Facial Plexiform Neurofibromatosis in a 16 Year-Old
Female from Eastern Nigeria: A Rare Presentation
John E Arute1, Paul JC Nwosu2,
Patrick O Erah3*
1Department
of Clinical Pharmacy, Faculty of Pharmacy, Madonna
University, Elele Campus, Rivers State, Nigeria.
E-mail:
arute4john@yahoo.com
2Department
of Surgery, Faculty of Medicine, College of Medicine,
Madonna University, Elele Campus, Rivers State, Nigeria.
3Department
of Clinical Pharmacy and Pharmacy Practice, Faculty of
Pharmacy, University of Benin, Benin City, Nigeria.
*For
Correspondence:
E-mail:
p_erah@yahoo.com
Tel:
+234-802-336-0318
International Journal of Health Research,
September
2008; 1(3):
105-110
Received: 30-Jul-08 Revision received:
13-Aug-08 Accepted for publication: 14-Aug-08
Case Report
Abstract
Plexiform
neurofibromatosis or von Pleckinghausen’s disease is an
uncommon variety of neurofibromatosis type I, usually
associated with trigeminal nerve. We report a rare case
of the disease on the face of a 16 year-old female
patient. The patient presented with overhanging mass of
skin folds on the face, completely covering one eye and
partially covering the second eye, as well as occasional
pain and itching. Physical examination revealed the
presence of café au lait macules, freckling in the
axillary, optic glioma and iris hamartomas.
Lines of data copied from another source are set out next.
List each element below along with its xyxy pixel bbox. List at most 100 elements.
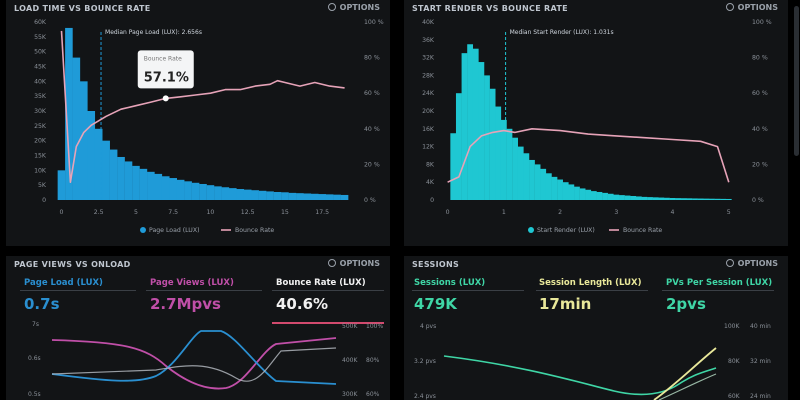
legend-swatch [528, 227, 534, 233]
options-label: OPTIONS [339, 259, 380, 268]
y-tick-left: 5K [38, 182, 47, 189]
metric-session-length[interactable]: Session Length (LUX) 17min [539, 278, 642, 313]
bar [596, 191, 603, 200]
bar [708, 198, 715, 200]
tooltip-value: 57.1% [144, 70, 189, 85]
y-tick-right: 20 % [752, 161, 768, 168]
bar [517, 146, 524, 200]
bar [658, 197, 665, 200]
y-tick-left: 60K [34, 19, 47, 26]
y-tick-left: 0.5s [28, 391, 41, 398]
metric-value: 17min [539, 295, 592, 313]
bar [579, 188, 586, 200]
bar [273, 191, 282, 200]
y-tick-left: 25K [34, 123, 47, 130]
x-tick: 17.5 [315, 209, 329, 216]
y-tick-right: 40 % [364, 126, 380, 133]
options-button[interactable]: OPTIONS [725, 3, 778, 12]
y-tick-right: 60 % [364, 90, 380, 97]
sessions-chart: 4 pvs 3.2 pvs 2.4 pvs 100K 80K 60K 40 mi… [414, 323, 771, 400]
bar [635, 196, 642, 200]
options-button[interactable]: OPTIONS [327, 259, 380, 268]
bar [266, 191, 274, 200]
panel-title: SESSIONS [412, 260, 460, 269]
metric-page-load[interactable]: Page Load (LUX) 0.7s [24, 278, 103, 313]
y-tick-left: 24K [422, 90, 435, 97]
metric-underline [272, 322, 384, 324]
bounce-rate-line [60, 30, 345, 183]
bar [725, 198, 732, 200]
x-tick: 0 [446, 209, 450, 216]
bar [669, 197, 676, 200]
bar [124, 161, 133, 200]
x-tick: 15 [281, 209, 289, 216]
bar [176, 179, 185, 200]
gear-icon [725, 3, 734, 11]
options-label: OPTIONS [737, 259, 778, 268]
metric-bounce-rate[interactable]: Bounce Rate (LUX) 40.6% [276, 278, 366, 313]
scrollbar[interactable] [794, 6, 799, 156]
y-tick-right: 100 % [752, 19, 772, 26]
start-render-chart: 0 4K 8K 12K 16K 20K 24K 28K 32K 36K 40K 0 % 20 % 40 %… [422, 19, 772, 234]
y-tick-left: 16K [422, 126, 435, 133]
y-tick-right: 60 % [752, 90, 768, 97]
metric-pvs-per-session[interactable]: PVs Per Session (LUX) 2pvs [666, 278, 772, 313]
bar [686, 198, 693, 200]
options-button[interactable]: OPTIONS [327, 3, 380, 12]
metric-label: Page Load (LUX) [24, 278, 103, 288]
x-tick: 5 [134, 209, 138, 216]
bar [251, 190, 259, 200]
y-tick-right: 0 % [364, 197, 376, 204]
bar [545, 173, 552, 200]
y-tick-right: 80 % [752, 55, 768, 62]
metric-value: 2pvs [666, 295, 706, 313]
bar [697, 198, 704, 200]
bar [495, 106, 502, 200]
bar [500, 119, 507, 200]
metric-page-views[interactable]: Page Views (LUX) 2.7Mpvs [150, 278, 234, 313]
bar [94, 128, 103, 200]
metric-sessions[interactable]: Sessions (LUX) 479K [414, 278, 485, 313]
bar [117, 156, 125, 200]
bar [675, 198, 682, 200]
bar [229, 188, 237, 200]
bar [154, 173, 163, 200]
y-tick-right-b: 100% [366, 323, 383, 330]
sessions-line [443, 355, 717, 396]
bar [512, 137, 518, 200]
bar [484, 75, 490, 200]
panel-title: START RENDER VS BOUNCE RATE [412, 4, 568, 13]
bar [199, 183, 207, 200]
bar [523, 153, 530, 200]
metric-divider [20, 290, 136, 291]
bar [243, 189, 252, 200]
y-tick-left: 8K [426, 161, 435, 168]
y-tick-right-b: 40 min [750, 323, 771, 330]
y-tick-right: 100 % [364, 19, 384, 26]
bar [529, 159, 535, 200]
y-tick-right-a: 100K [724, 323, 740, 330]
bar [102, 140, 110, 200]
legend-label: Start Render (LUX) [537, 227, 595, 234]
y-tick-right-a: 500K [342, 323, 358, 330]
bar [65, 27, 73, 200]
metric-divider [272, 290, 384, 291]
y-tick-left: 20K [34, 138, 47, 145]
bar [296, 193, 304, 200]
bar [310, 193, 319, 200]
y-tick-left: 45K [34, 64, 47, 71]
bar [647, 197, 653, 200]
options-button[interactable]: OPTIONS [725, 259, 778, 268]
y-tick-right-b: 80% [366, 357, 380, 364]
load-time-chart: 0 5K 10K 15K 20K 25K 30K 35K 40K 45K 50K 55K 60K 0 % 2… [34, 19, 384, 234]
page-views-line [51, 337, 337, 390]
y-tick-left: 50K [34, 49, 47, 56]
legend-label: Bounce Rate [235, 227, 274, 234]
bar [540, 168, 547, 200]
bar [619, 195, 625, 200]
y-tick-right-a: 400K [342, 357, 358, 364]
y-tick-right: 40 % [752, 126, 768, 133]
y-tick-right-b: 24 min [750, 393, 771, 400]
y-tick-right-a: 300K [342, 391, 358, 398]
gear-icon [725, 259, 734, 267]
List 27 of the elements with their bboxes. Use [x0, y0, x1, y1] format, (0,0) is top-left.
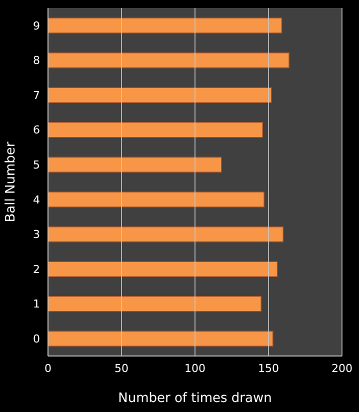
bar — [48, 87, 272, 103]
y-tick-label: 6 — [33, 124, 40, 137]
x-tick-label: 0 — [44, 362, 52, 375]
bar — [48, 192, 264, 208]
y-tick-label: 8 — [33, 54, 40, 68]
bar — [48, 296, 262, 312]
y-tick-label: 4 — [33, 193, 40, 206]
x-axis-title: Number of times drawn — [118, 391, 272, 406]
x-tick-label: 150 — [258, 362, 279, 375]
x-tick-label: 200 — [332, 362, 352, 375]
y-tick-label: 0 — [33, 332, 40, 346]
y-tick-label: 3 — [33, 228, 40, 242]
y-tick-label: 1 — [33, 298, 40, 311]
bar — [48, 18, 282, 34]
y-tick-label: 9 — [33, 19, 40, 32]
bar — [48, 122, 264, 138]
bar — [48, 226, 284, 242]
y-tick-label: 5 — [33, 158, 40, 172]
bar — [48, 156, 222, 173]
y-tick-label: 2 — [33, 262, 40, 276]
bar — [48, 330, 274, 347]
y-tick-label: 7 — [33, 88, 40, 102]
x-tick-label: 50 — [114, 362, 128, 375]
bar — [48, 261, 278, 277]
bar — [48, 52, 290, 68]
x-tick-label: 100 — [184, 362, 206, 375]
y-axis-title: Ball Number — [4, 141, 19, 222]
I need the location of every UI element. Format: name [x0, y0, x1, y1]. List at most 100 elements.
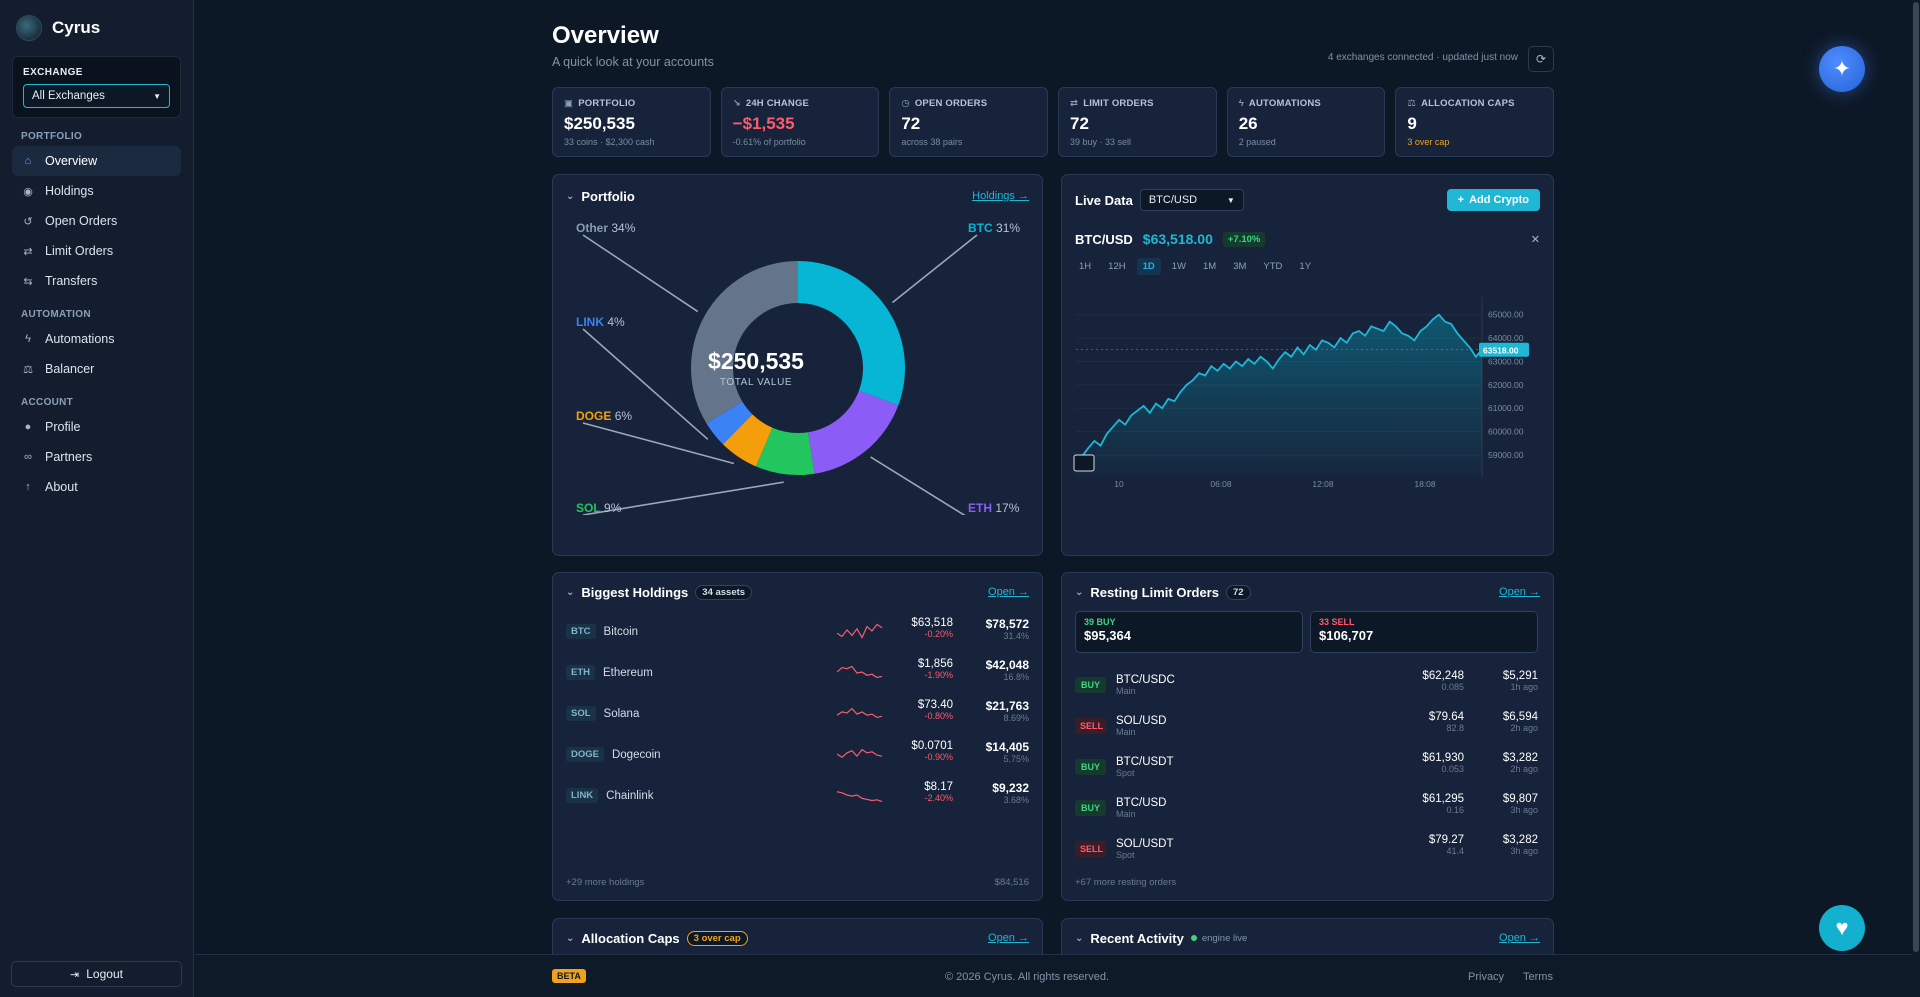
handshake-icon: ∞	[24, 451, 32, 463]
activity-open-link[interactable]: Open →	[1499, 932, 1540, 944]
arrow-right-icon: →	[1529, 586, 1540, 598]
add-crypto-button[interactable]: + Add Crypto	[1446, 189, 1540, 211]
tradingview-logo-icon[interactable]	[1073, 454, 1095, 472]
sidebar-item-label: Overview	[45, 154, 98, 168]
donut-slice-btc[interactable]	[798, 261, 905, 406]
brand[interactable]: Cyrus	[0, 0, 193, 56]
order-row[interactable]: BUY BTC/USDT Spot $61,930 0.053 $3,282 2h ago	[1062, 746, 1551, 787]
sidebar-item-label: Transfers	[45, 274, 98, 288]
stat-label-text: LIMIT ORDERS	[1083, 98, 1154, 109]
donut-slice-link[interactable]	[706, 401, 753, 445]
holding-row-sol[interactable]: SOL Solana $73.40 -0.80% $21,763 8.69%	[553, 693, 1042, 734]
range-tab-1d[interactable]: 1D	[1136, 258, 1161, 275]
order-info: BTC/USD Main	[1116, 797, 1166, 819]
legend-sol-name: SOL	[576, 501, 601, 515]
range-tab-1y[interactable]: 1Y	[1299, 261, 1312, 272]
donut-slice-sol[interactable]	[755, 427, 815, 475]
order-total-value: $6,594	[1502, 711, 1538, 723]
privacy-link[interactable]: Privacy	[1468, 971, 1505, 983]
stat-card-limit-orders[interactable]: ⇄ LIMIT ORDERS 72 39 buy · 33 sell	[1058, 87, 1217, 157]
order-row[interactable]: BUY BTC/USD Main $61,295 0.16 $9,807 3h ago	[1062, 787, 1551, 828]
chevron-down-icon[interactable]: ⌄	[1075, 932, 1084, 944]
price-value: $73.40	[917, 699, 953, 711]
price-change: -0.20%	[924, 629, 953, 639]
stat-card-open-orders[interactable]: ◷ OPEN ORDERS 72 across 38 pairs	[889, 87, 1049, 157]
order-total: $6,594 2h ago	[1477, 711, 1538, 733]
donut-slice-other[interactable]	[691, 261, 798, 424]
range-tab-3m[interactable]: 3M	[1233, 261, 1247, 272]
range-tab-1h[interactable]: 1H	[1079, 261, 1092, 272]
sidebar-item-limit-orders[interactable]: ⇄ Limit Orders	[12, 236, 181, 266]
legend-doge-pct: 6%	[614, 409, 633, 423]
buy-summary-label: 39 BUY	[1084, 617, 1116, 627]
order-row[interactable]: SELL SOL/USD Main $79.64 82.8 $6,594 2h ago	[1062, 705, 1551, 746]
stat-card-allocation-caps[interactable]: ⚖ ALLOCATION CAPS 9 3 over cap	[1395, 87, 1555, 157]
scrollbar[interactable]	[1912, 0, 1920, 997]
chevron-down-icon[interactable]: ⌄	[566, 932, 575, 944]
stat-card-24h-change[interactable]: ↘ 24H CHANGE −$1,535 -0.61% of portfolio	[720, 87, 880, 157]
scrollbar-thumb[interactable]	[1913, 2, 1919, 952]
holding-name: Ethereum	[603, 666, 653, 679]
sidebar-item-balancer[interactable]: ⚖ Balancer	[12, 354, 181, 384]
exchange-select[interactable]: All Exchanges ▼	[23, 84, 170, 108]
sidebar-item-partners[interactable]: ∞ Partners	[12, 442, 181, 472]
sidebar-item-overview[interactable]: ⌂ Overview	[12, 146, 181, 176]
holdings-link[interactable]: Holdings →	[972, 190, 1029, 202]
order-account: Spot	[1116, 849, 1135, 860]
sidebar-item-automations[interactable]: ϟ Automations	[12, 324, 181, 354]
order-total: $3,282 3h ago	[1477, 834, 1538, 856]
stat-card-automations[interactable]: ϟ AUTOMATIONS 26 2 paused	[1226, 87, 1386, 157]
sparkline-path	[837, 665, 883, 679]
sparkline	[837, 707, 883, 719]
terms-link[interactable]: Terms	[1523, 971, 1553, 983]
buy-summary: 39 BUY $95,364	[1075, 611, 1303, 653]
y-tick-label: 59000.00	[1488, 450, 1524, 460]
sidebar-item-transfers[interactable]: ⇆ Transfers	[12, 266, 181, 296]
pair-select[interactable]: BTC/USD ▼	[1139, 189, 1244, 211]
more-orders[interactable]: +67 more resting orders	[1075, 877, 1177, 888]
refresh-button[interactable]: ⟳	[1528, 46, 1554, 72]
holding-row-eth[interactable]: ETH Ethereum $1,856 -1.90% $42,048 16.8%	[553, 652, 1042, 693]
chevron-down-icon[interactable]: ⌄	[1075, 586, 1084, 598]
holding-row-doge[interactable]: DOGE Dogecoin $0.0701 -0.90% $14,405 5.75%	[553, 734, 1042, 775]
sparkline	[837, 748, 883, 759]
logout-button[interactable]: ⇥ Logout	[11, 961, 182, 987]
sidebar-item-holdings[interactable]: ◉ Holdings	[12, 176, 181, 206]
range-tab-1m[interactable]: 1M	[1203, 261, 1217, 272]
range-tab-ytd[interactable]: YTD	[1263, 261, 1283, 272]
arrow-right-icon: →	[1018, 932, 1029, 944]
sidebar-item-about[interactable]: ↑ About	[12, 472, 181, 502]
sidebar-item-profile[interactable]: ● Profile	[12, 412, 181, 442]
holding-row-link[interactable]: LINK Chainlink $8.17 -2.40% $9,232 3.68%	[553, 775, 1042, 816]
portfolio-panel: ⌄ Portfolio Holdings → Other 34% BTC 31%…	[552, 174, 1043, 556]
ai-assistant-button[interactable]: ✦	[1819, 46, 1865, 92]
order-total-value: $9,807	[1502, 793, 1538, 805]
donut-center: $250,535 TOTAL VALUE	[701, 348, 811, 388]
holdings-open-link[interactable]: Open →	[988, 586, 1029, 598]
scale-icon: ⚖	[1407, 98, 1417, 109]
leader-line-other	[582, 234, 699, 313]
close-icon[interactable]: ✕	[1530, 233, 1540, 246]
donut-slice-doge[interactable]	[722, 414, 773, 467]
stat-note: -0.61% of portfolio	[732, 137, 806, 147]
holding-row-btc[interactable]: BTC Bitcoin $63,518 -0.20% $78,572 31.4%	[553, 611, 1042, 652]
donut-slice-eth[interactable]	[808, 390, 899, 474]
holding-price: $0.0701 -0.90%	[888, 740, 953, 762]
favorite-button[interactable]: ♥	[1819, 905, 1865, 951]
side-badge: BUY	[1075, 676, 1106, 693]
stat-card-portfolio[interactable]: ▣ PORTFOLIO $250,535 33 coins · $2,300 cash	[552, 87, 711, 157]
order-age: 3h ago	[1510, 846, 1538, 856]
more-holdings[interactable]: +29 more holdings	[566, 877, 645, 888]
leader-line-sol	[582, 481, 784, 515]
range-tab-12h[interactable]: 12H	[1108, 261, 1126, 272]
chevron-down-icon[interactable]: ⌄	[566, 190, 575, 202]
order-row[interactable]: BUY BTC/USDC Main $62,248 0.085 $5,291 1h ago	[1062, 664, 1551, 705]
orders-open-link[interactable]: Open →	[1499, 586, 1540, 598]
sidebar-item-open-orders[interactable]: ↺ Open Orders	[12, 206, 181, 236]
alloc-open-link[interactable]: Open →	[988, 932, 1029, 944]
y-tick-label: 64000.00	[1488, 333, 1524, 343]
order-row[interactable]: SELL SOL/USDT Spot $79.27 41.4 $3,282 3h ago	[1062, 828, 1551, 869]
chevron-down-icon[interactable]: ⌄	[566, 586, 575, 598]
range-tab-1w[interactable]: 1W	[1171, 261, 1186, 272]
sidebar-item-label: Holdings	[45, 184, 94, 198]
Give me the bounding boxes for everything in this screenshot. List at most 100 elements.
Family
history was not contributory. An interventional
reconstructive surgical procedure with excision of
surplus skin folds on the face and lip margin was
performed on the patient. Doloneurobion® (paracetamol
and vitamins B1, B6 and B12 combination) as well as
Vecuten® (neomycin sulphate, clortrimazole
and dexamethosone combination) cream were used to
successfully manage the occasional pain and itching.
There was evidence of re-growth of the tumours over a
one year follow-up period.
Keywords:
Facial
plexiform neurofibromatosis, von Pleckinghausen’s
disease, neurofibromatosis type I, Eastern Nigeria.